Já foram feitas duas restaurações nele. Uma eu banquei do meu bolso. A última ocorreu há 20 anos com verba da Cemig por meio do prefeito José Fernando, de Conceição do Mato Dentro. A pele dele, que é a primeira camada de cimento, já está sendo atingida. E é o mais importante por ser o que o público vê. Os detalhes e a expressão. É a mais difícil de restaurar, por ser frágil e não aceitar muitas emendas.
Tinha também um sapato todo furado porque a região é de muita pedra. Ele vivia de ganhar o que a misericórdia dos outros lhe dava. Ele era literalmente um ser da montanha. Eu escutava que ele dormia debaixo da Lapa. Uma pedra que tinha lá na beira da estrada. Só passavam três, quatro carros por dia nessa estrada, um deserto aquilo lá.
O Juquinha também pegava muita carona no ônibus de viagem. Me lembro de ter visto ele sentado na poltrona do ônibus comendo uma laranja inteira descascada com a unha e uma banana inteira. Conheci o quartinho dele em uma casa atrás da montanha. Era uma casinha bem baixinha, de telhado baixinho mesmo, muito pequenininha. E o quartinho dele era pouco maior que a cama. Tudo era arredondado, paredes piso, porque era feito com o barro de lá, moldado pelas mãos.

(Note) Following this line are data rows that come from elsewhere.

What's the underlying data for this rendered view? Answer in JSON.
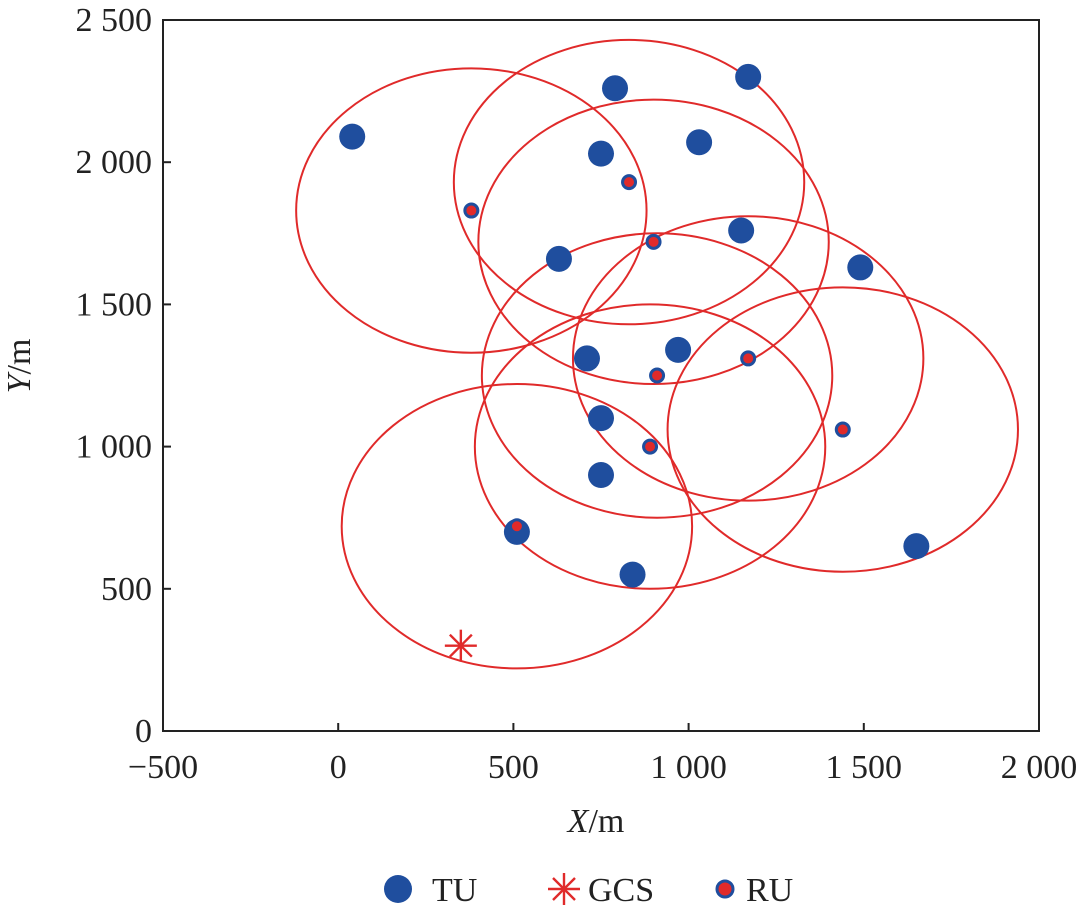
{
  "chart_data": {
    "type": "scatter",
    "xlabel_var": "X",
    "xlabel_unit": "/m",
    "ylabel_var": "Y",
    "ylabel_unit": "/m",
    "xlim": [
      -500,
      2000
    ],
    "ylim": [
      0,
      2500
    ],
    "x_ticks": [
      -500,
      0,
      500,
      1000,
      1500,
      2000
    ],
    "x_tick_labels": [
      "−500",
      "0",
      "500",
      "1 000",
      "1 500",
      "2 000"
    ],
    "y_ticks": [
      0,
      500,
      1000,
      1500,
      2000,
      2500
    ],
    "y_tick_labels": [
      "0",
      "500",
      "1 000",
      "1 500",
      "2 000",
      "2 500"
    ],
    "grid": false,
    "legend_position": "bottom",
    "series": [
      {
        "name": "TU",
        "marker": "filled-circle",
        "color": "#1f4e9e",
        "points": [
          [
            40,
            2090
          ],
          [
            790,
            2260
          ],
          [
            1170,
            2300
          ],
          [
            750,
            2030
          ],
          [
            1030,
            2070
          ],
          [
            630,
            1660
          ],
          [
            1150,
            1760
          ],
          [
            1490,
            1630
          ],
          [
            710,
            1310
          ],
          [
            970,
            1340
          ],
          [
            750,
            1100
          ],
          [
            750,
            900
          ],
          [
            510,
            700
          ],
          [
            840,
            550
          ],
          [
            1650,
            650
          ]
        ]
      },
      {
        "name": "GCS",
        "marker": "asterisk",
        "color": "#e02a2a",
        "points": [
          [
            350,
            300
          ]
        ]
      },
      {
        "name": "RU",
        "marker": "red-dot-blue-ring",
        "color": "#e02a2a",
        "ring_color": "#1f4e9e",
        "coverage_radius": 500,
        "points": [
          [
            380,
            1830
          ],
          [
            830,
            1930
          ],
          [
            900,
            1720
          ],
          [
            910,
            1250
          ],
          [
            1170,
            1310
          ],
          [
            890,
            1000
          ],
          [
            1440,
            1060
          ],
          [
            510,
            720
          ]
        ]
      }
    ],
    "legend": [
      {
        "label": "TU",
        "marker": "filled-circle"
      },
      {
        "label": "GCS",
        "marker": "asterisk"
      },
      {
        "label": "RU",
        "marker": "red-dot-blue-ring"
      }
    ]
  }
}
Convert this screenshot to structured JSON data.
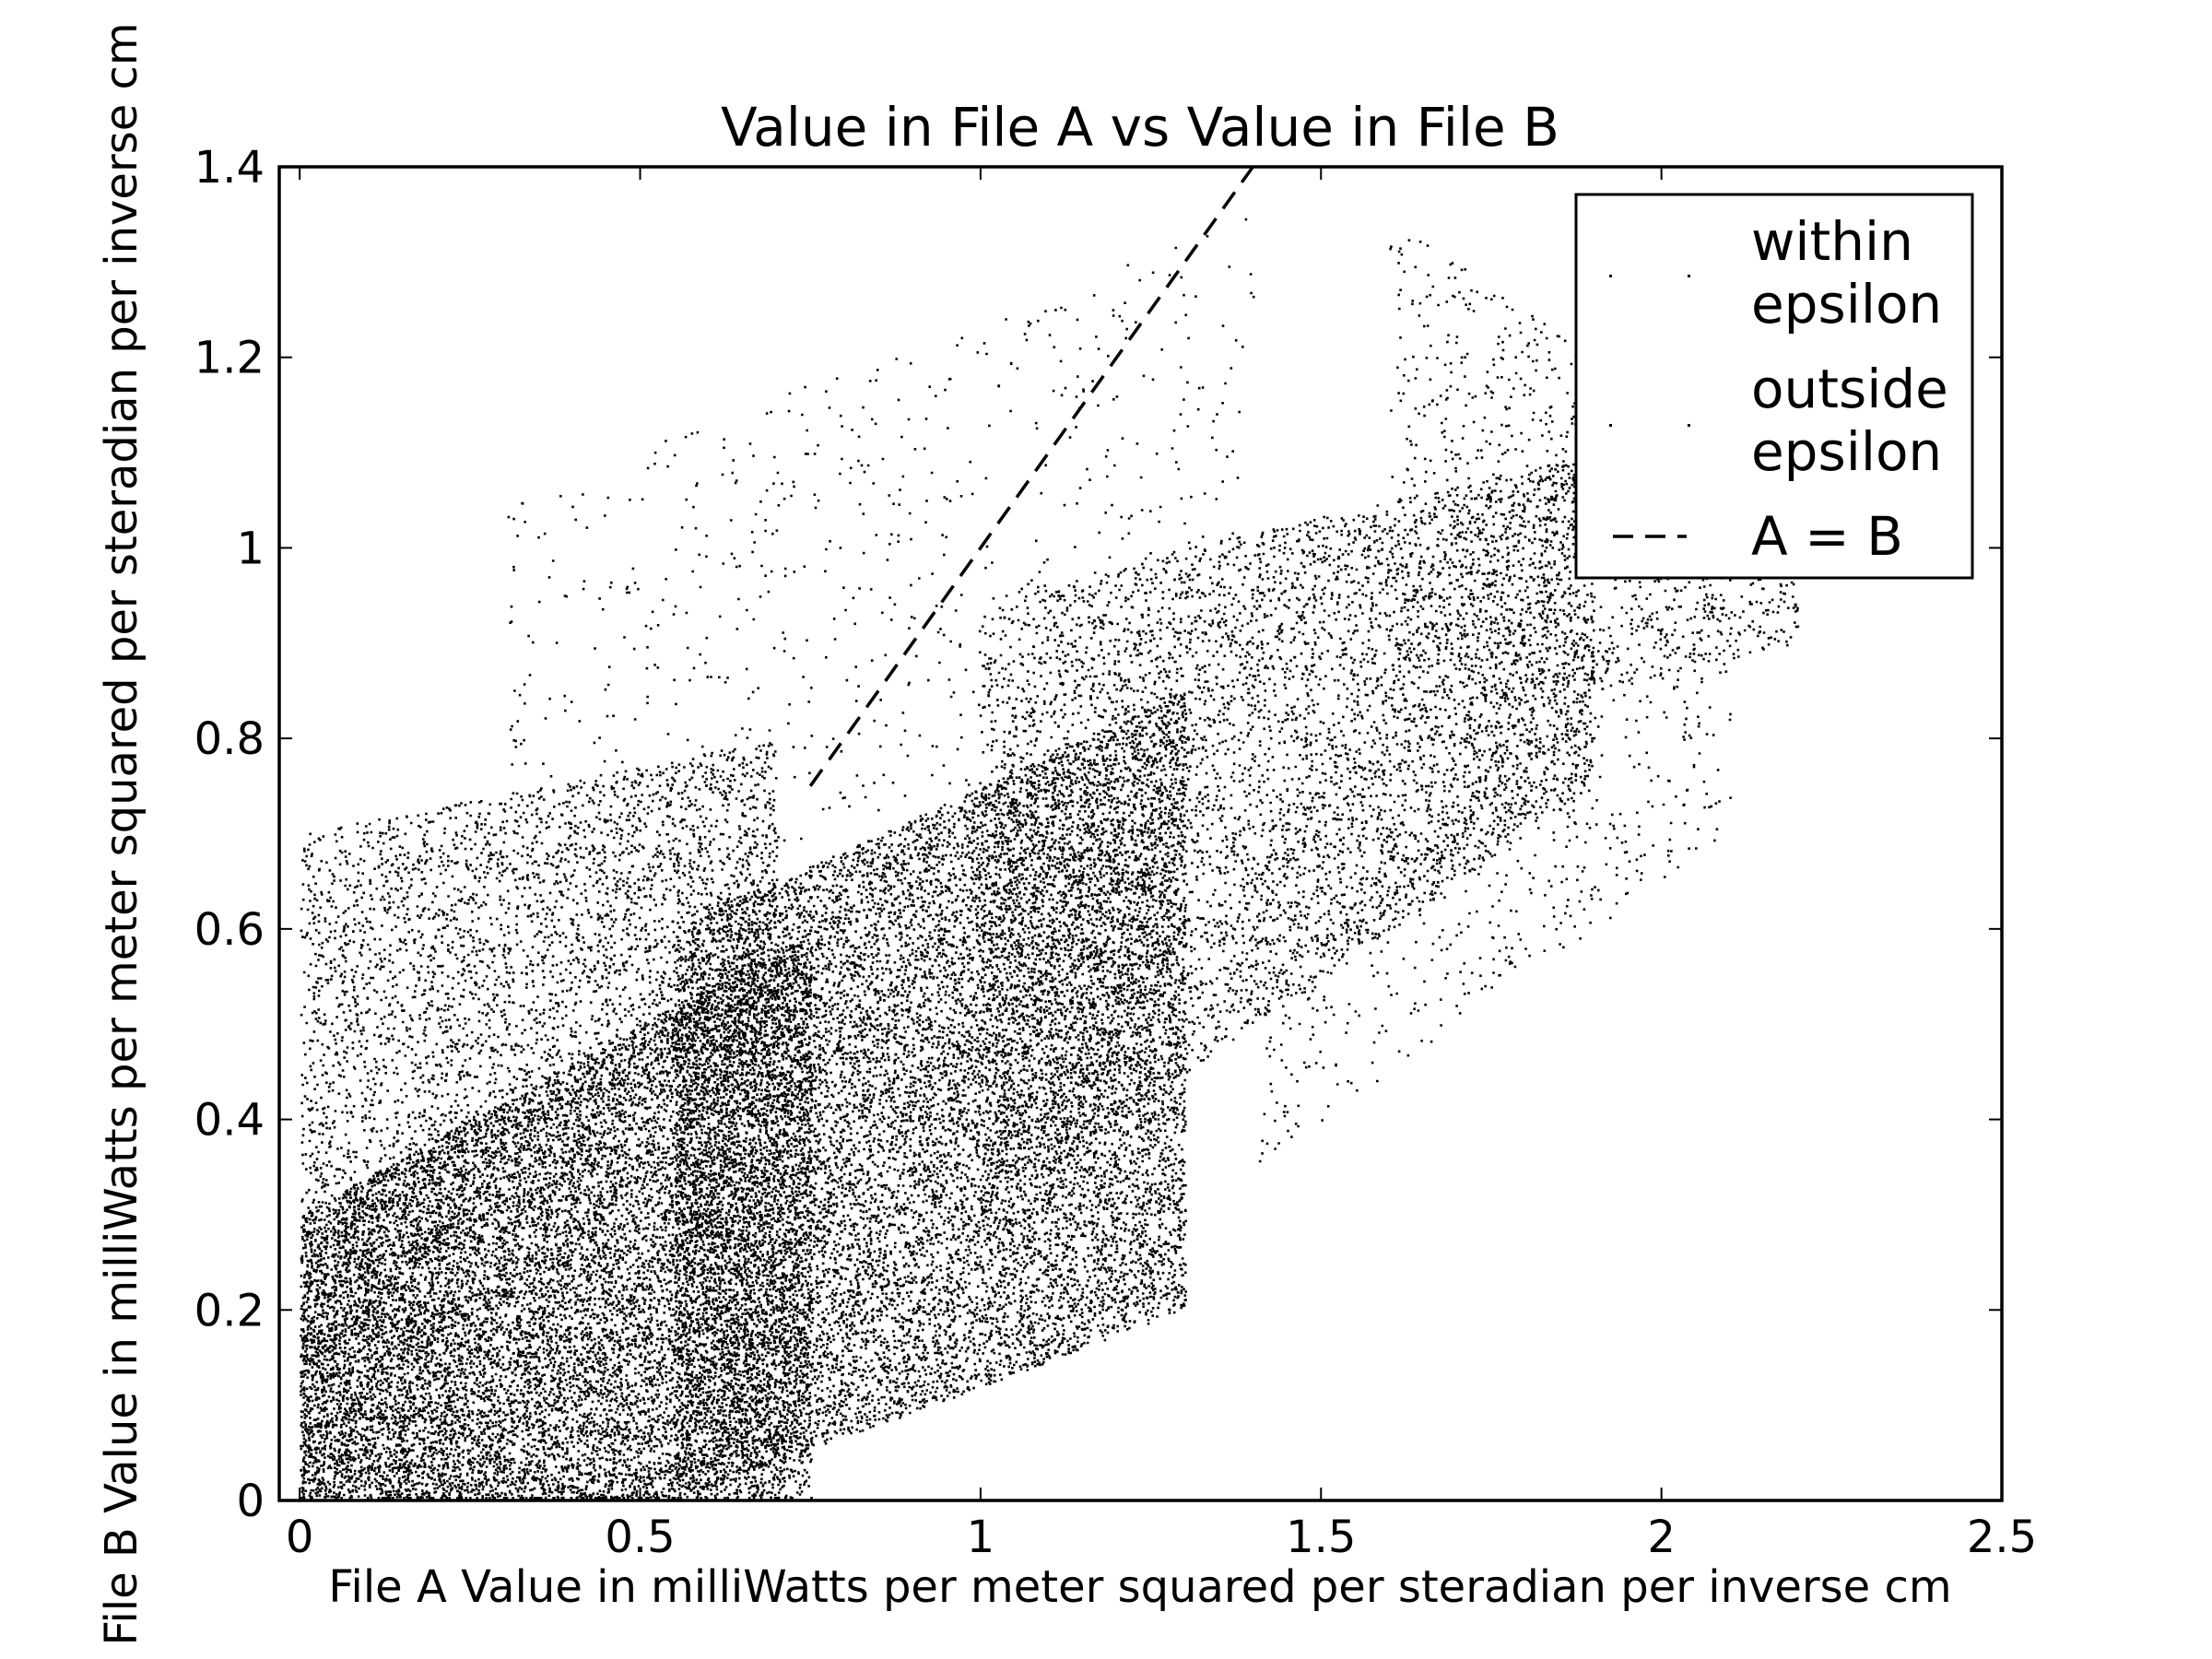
{
  "chart_data": {
    "type": "scatter",
    "title": "Value in File A vs Value in File B",
    "xlabel": "File A Value in milliWatts per meter squared per steradian per inverse cm",
    "ylabel": "File B Value in milliWatts per meter squared per steradian per inverse cm",
    "xlim": [
      -0.03,
      2.5
    ],
    "ylim": [
      0,
      1.4
    ],
    "x_ticks": [
      0,
      0.5,
      1,
      1.5,
      2,
      2.5
    ],
    "x_tick_labels": [
      "0",
      "0.5",
      "1",
      "1.5",
      "2",
      "2.5"
    ],
    "y_ticks": [
      0,
      0.2,
      0.4,
      0.6,
      0.8,
      1,
      1.2,
      1.4
    ],
    "y_tick_labels": [
      "0",
      "0.2",
      "0.4",
      "0.6",
      "0.8",
      "1",
      "1.2",
      "1.4"
    ],
    "grid": false,
    "legend": {
      "placement": "top-right",
      "entries": [
        {
          "label_lines": [
            "within",
            "epsilon"
          ],
          "marker": "dot"
        },
        {
          "label_lines": [
            "outside",
            "epsilon"
          ],
          "marker": "dot"
        },
        {
          "label_lines": [
            "A = B"
          ],
          "marker": "dashed-line"
        }
      ]
    },
    "series": [
      {
        "name": "within epsilon",
        "marker": "dot",
        "color": "#000000",
        "clusters": [
          {
            "x_range": [
              0,
              0.75
            ],
            "y_min_start": 0.0,
            "y_min_end": 0.0,
            "y_max_start": 0.3,
            "y_max_end": 0.6,
            "density": "very high"
          },
          {
            "x_range": [
              0.55,
              1.3
            ],
            "y_min_start": 0.0,
            "y_min_end": 0.2,
            "y_max_start": 0.6,
            "y_max_end": 0.85,
            "density": "very high"
          },
          {
            "x_range": [
              0.0,
              0.7
            ],
            "y_min_start": 0.3,
            "y_min_end": 0.5,
            "y_max_start": 0.7,
            "y_max_end": 0.8,
            "density": "medium"
          },
          {
            "x_range": [
              1.0,
              1.9
            ],
            "y_min_start": 0.3,
            "y_min_end": 0.75,
            "y_max_start": 0.95,
            "y_max_end": 1.1,
            "density": "high"
          },
          {
            "x_range": [
              1.6,
              2.2
            ],
            "y_min_start": 0.8,
            "y_min_end": 0.9,
            "y_max_start": 1.35,
            "y_max_end": 1.05,
            "density": "low"
          }
        ]
      },
      {
        "name": "outside epsilon",
        "marker": "dot",
        "color": "#000000",
        "clusters": [
          {
            "x_range": [
              0.3,
              1.4
            ],
            "y_min_start": 0.6,
            "y_min_end": 0.8,
            "y_max_start": 1.05,
            "y_max_end": 1.35,
            "density": "sparse"
          },
          {
            "x_range": [
              1.4,
              2.1
            ],
            "y_min_start": 0.35,
            "y_min_end": 0.7,
            "y_max_start": 0.7,
            "y_max_end": 1.0,
            "density": "sparse"
          }
        ]
      },
      {
        "name": "A = B",
        "type": "line",
        "style": "dashed",
        "color": "#000000",
        "x": [
          0.75,
          1.4
        ],
        "y": [
          0.75,
          1.4
        ]
      }
    ]
  }
}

O povo fechava a janela, fechava a porta: ‘o Juquinha está chegando!’. Uma vez, entrou uma mulher muito bonita no ônibus de viagem. Tinha um decote cavado, saia curtíssima, salto alto, brincões nas orelhas. Aí o chofer do ônibus perguntou para o Juquinha: ‘o que você acha de mais bonito nessa moça?’. Aí ele olhou, olhou, olhou e disse que eram os brinquinhos… os brinquinhos (risos).
Um outro casinho que eu já escutei dele é de uma amiga minha de Dom Joaquim. Eles estavam comendo um prato bem saboroso que o Juquinha gostou muito. Daí perguntaram para ele: “Juquinha, se puder, depois passa lá em casa para comer conosco’. Daí ele respondeu: ‘eu vou mesmo, porque eu gostei muito desse conosco que vocês estão comendo’ (risos). E o caso de ele ter morrido duas vezes é verdade mesmo. Tem gente que diz que ele viveu e morreu sem vezes. Mas duas eu já ouvi mesmo, da cunhada dele. Ela disse que ele deitou e morreu. Daí quando já estavam se preparando para enterrar, ele abre os olhos. Mas dois dias depois ele deitou de novo e aí morreu mesmo, e enterraram ele. Não sei onde. Tenho inúmeros casos e já pensei até que pode ser uma ideia escrever um livro sobre a história dele.
Tinha acabado de me formar em Belas Artes, tinha um filho pequeno, estava separada, sem um tostão no bolso, logo aceitei a encomenda de uma escultura. Primeiro, sugeri uma coisa minha, autoral, mas ele pediu para fazer uma em homenagem ao Juquinha que tinha morrido três anos antes. Falei então: ‘vamos!’. Fiquei procurando onde fazer.
O local onde está hoje foi justamente onde eu queria. Ali, no Alto Palácio, consegui ter a escultura, o horizonte infinito, a natureza onde o Juquinha viveu, tornando o trabalho completo e integrado. Por ser no chão, pode ter a participação popular para quem quiser chegar perto dele poder abraçá-lo, passar a mão, tocar. Para as pessoas sentirem o calor humano.
Fui indicada para fazer o busto do doutor Clóvis Salgado no Palácio das Artes. Depois foi um crescente de obras e restaurações. Minhas obras-primas foram o Juquinha e uma escultura de nove metros chamada “Mater”, que está no Águas do Treme. Gosto muito também de uma escultura de bronze, que ainda tenho, que se chama “Mãe e filho”, que fiz logo que meu filho nasceu. Na pintura tenho uma tendência para o Impressionismo. Na escultura a minha tendência é para o Expressionismo. Vários trabalhos também lembram o Cubismo.